A few things:

  • Zell to use Trib’s smaller papers as “a petri dish of innovation”. Sam Zell, once seen as a potential bogeyman, continues to make sense. As well as using smaller newspapers as incubators for new ideas, he has this to say: “… newspapers that adapt and take a position that create a future for them will survive, and those that keep operating under the old thesis that ‘Well, this is the way we always did it’ aren’t going to survive.”
  • Zell’s got it backward. …or maybe he doesn’t. Steve Outing thinks he’s got it backwards and the boldness and experimentation needs to come from the chain’s big newspapers, where the resources are.
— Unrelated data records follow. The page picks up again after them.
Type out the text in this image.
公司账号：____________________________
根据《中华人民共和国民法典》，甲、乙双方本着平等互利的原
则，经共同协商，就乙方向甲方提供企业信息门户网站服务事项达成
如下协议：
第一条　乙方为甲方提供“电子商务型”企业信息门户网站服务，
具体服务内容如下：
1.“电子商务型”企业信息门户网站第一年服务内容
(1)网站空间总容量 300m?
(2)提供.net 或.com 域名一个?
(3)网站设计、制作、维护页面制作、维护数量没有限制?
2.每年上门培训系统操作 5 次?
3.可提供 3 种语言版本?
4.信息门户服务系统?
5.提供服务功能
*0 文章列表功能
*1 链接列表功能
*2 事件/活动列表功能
Relying on innovation to bubble up from the bottom will take too long, he writes.
  • The media’s uneasy relationship with the public revealed. A British study on the uneasy relationship between media and community. Alfred Hermida hits the highlights and provides some context.
  • Digitial Edge Award winners announced. Am I getting jaded or do all the names of the winning newspapers seem to be same old-same old? I’m not denigrating their work, some of which is outstanding, but surely there are others out there who are also on the digital edge.
  • Browsers spend three hours plus on videos. Which is why newspapers are jumping all over the things and which, I think, is why newspapers have to make a serious commitment to good video storytelling — not just getting moving pictures online —, given that there are plenty of others out there also after all those eyeballs.